Multiple DLXS Releases

Introduction

You might want to have two different releases of DLXS Middleware running at the same time. For example, to keep a past release running in production while installing, configuring and migrating your local UI or code changes to a new release.

Given these two installations, you may or may not want to have both releases pointing to the same image files and indexed XML data.

Installing and configuring two DLXS releases

Two DLXSROOT values and two databases

Suppose you already have a pervious DLXS release and database installed.

  1. Install the new release under a new DLXSROOT directory. Give the installer program (Installer.pl) this directory when you install.
  2. Create another MySQL database for the new install with a different name, e.g. dlxs_v6 as we covered in Database installation and upgrading). Answer the installer prompt for dabase name with the database name for the new installation.
  3. Configure another virtual host under your web server and point its DLXSROOT to the directory containing the new release. Recall what a virtual host configuration. Given releases 12 and 13 your URLs might be:
    diglib12.somewhere.edu/cgi/t/text/text-idx
    and
    diglib13.somewhere.edu/cgi/t/text/text-idx
  4. Set the DLXSDATAROOT environment variable as described below for each virtual host

CAVEAT: The session ID is stored in a cookie. Search History and Bookbag are stored in the session so crossing between different releases will drop the Search History and Bookbag holdings because the session ID is a handle to a record in the database and different releases have different databses. Similarly, portfolios are stored in the database. A portfolio created in one release will not be accessible if the user crosses to a different release.

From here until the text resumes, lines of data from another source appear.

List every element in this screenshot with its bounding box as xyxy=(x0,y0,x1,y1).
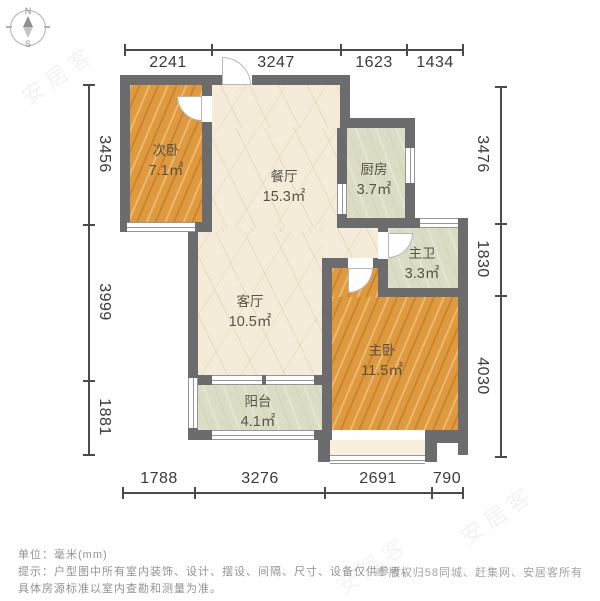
dim-right-1: 3476 xyxy=(473,119,491,189)
dim-bottom-4: 790 xyxy=(412,470,482,488)
window xyxy=(266,375,314,385)
room-area: 11.5㎡ xyxy=(337,361,427,381)
dim-right-3: 4030 xyxy=(473,341,491,411)
dim-left-1: 3456 xyxy=(95,119,113,189)
room-area: 7.1㎡ xyxy=(121,161,211,181)
dim-top-1: 2241 xyxy=(133,54,203,72)
disclaimer-line-2: 具体房源标准以室内查勘和测量为准。 xyxy=(18,580,222,596)
dim-bottom-2: 3276 xyxy=(225,470,295,488)
room-area: 15.3㎡ xyxy=(239,187,329,207)
room-area: 3.7㎡ xyxy=(329,180,419,200)
window xyxy=(212,375,262,385)
wall-segment xyxy=(378,288,458,297)
wall-segment xyxy=(322,258,332,440)
disclaimer-line-1: 提示：户型图中所有室内装饰、设计、摆设、间隔、尺寸、设备仅供参考， xyxy=(18,563,414,579)
room-label-secondary-bedroom: 次卧 7.1㎡ xyxy=(121,141,211,181)
bay-window xyxy=(330,455,425,464)
compass-needle-north xyxy=(23,16,33,27)
room-name: 阳台 xyxy=(213,392,303,412)
room-label-master-bathroom: 主卫 3.3㎡ xyxy=(377,244,467,284)
room-name: 餐厅 xyxy=(239,167,329,187)
dim-bottom-3: 2691 xyxy=(343,470,413,488)
window xyxy=(127,222,195,232)
room-label-master-bedroom: 主卧 11.5㎡ xyxy=(337,341,427,381)
bay-window-frame xyxy=(318,440,330,462)
dim-left-2: 3999 xyxy=(95,267,113,337)
dim-top-3: 1623 xyxy=(339,54,409,72)
compass-icon: N S xyxy=(8,6,48,50)
wall-segment xyxy=(340,118,415,128)
room-name: 厨房 xyxy=(329,160,419,180)
room-label-dining-room: 餐厅 15.3㎡ xyxy=(239,167,329,207)
room-area: 3.3㎡ xyxy=(377,264,467,284)
floor-dining-top xyxy=(212,85,340,128)
dim-bottom-1: 1788 xyxy=(124,470,194,488)
compass-south-label: S xyxy=(8,39,48,49)
compass-needle-south xyxy=(23,27,33,38)
room-name: 主卫 xyxy=(377,244,467,264)
copyright-text: © 版权归58同城、赶集网、安居客所有 xyxy=(376,564,583,580)
room-name: 次卧 xyxy=(121,141,211,161)
room-label-kitchen: 厨房 3.7㎡ xyxy=(329,160,419,200)
room-name: 客厅 xyxy=(205,292,295,312)
window xyxy=(188,378,198,428)
dim-top-2: 3247 xyxy=(241,54,311,72)
dim-top-4: 1434 xyxy=(400,54,470,72)
dim-right-2: 1830 xyxy=(473,224,491,294)
compass-north-label: N xyxy=(8,6,48,16)
wall-segment xyxy=(188,232,198,378)
dim-left-3: 1881 xyxy=(95,382,113,452)
room-label-balcony: 阳台 4.1㎡ xyxy=(213,392,303,432)
window xyxy=(420,218,458,228)
room-label-living-room: 客厅 10.5㎡ xyxy=(205,292,295,332)
bay-window-frame xyxy=(425,440,437,462)
wall-segment xyxy=(120,75,222,85)
wall-segment xyxy=(252,75,350,85)
compass-west-tick xyxy=(6,26,12,28)
compass-east-tick xyxy=(44,26,50,28)
floor-plan-canvas: N S 安居客 安居客 安居客 2241 3247 1623 1434 1788… xyxy=(0,0,600,600)
room-name: 主卧 xyxy=(337,341,427,361)
unit-note: 单位：毫米(mm) xyxy=(18,546,108,562)
room-area: 10.5㎡ xyxy=(205,312,295,332)
room-area: 4.1㎡ xyxy=(213,412,303,432)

Pointing two different DLXS releases at the same data

Data (SGML/XML, image files) and XPAT indexes occupy a lot of disk space. DLXS middleware recognizes the DLXSDATAROOT environment variable. A given release can point to the data/index/image directories (under obj, idx and img) outside of its own install tree.

If the virtual host for a given DLXS release defines DLXSDATAROOT, that value is used as the path prefix for the obj, idx and img directories. If DLXSDATAROOT is not defined, the DLXSROOT value is used for the path prefix.

For example, in the virtual host for release 13, you could set DLXSDATAROOT to /usr/local/dlxs12 to have release 13 read data from the release 12 install tree.

Another scenario might be to have your data in a single location entirely outside any install trees and use DLXSDATAROOT in every virtual host to point at that single location.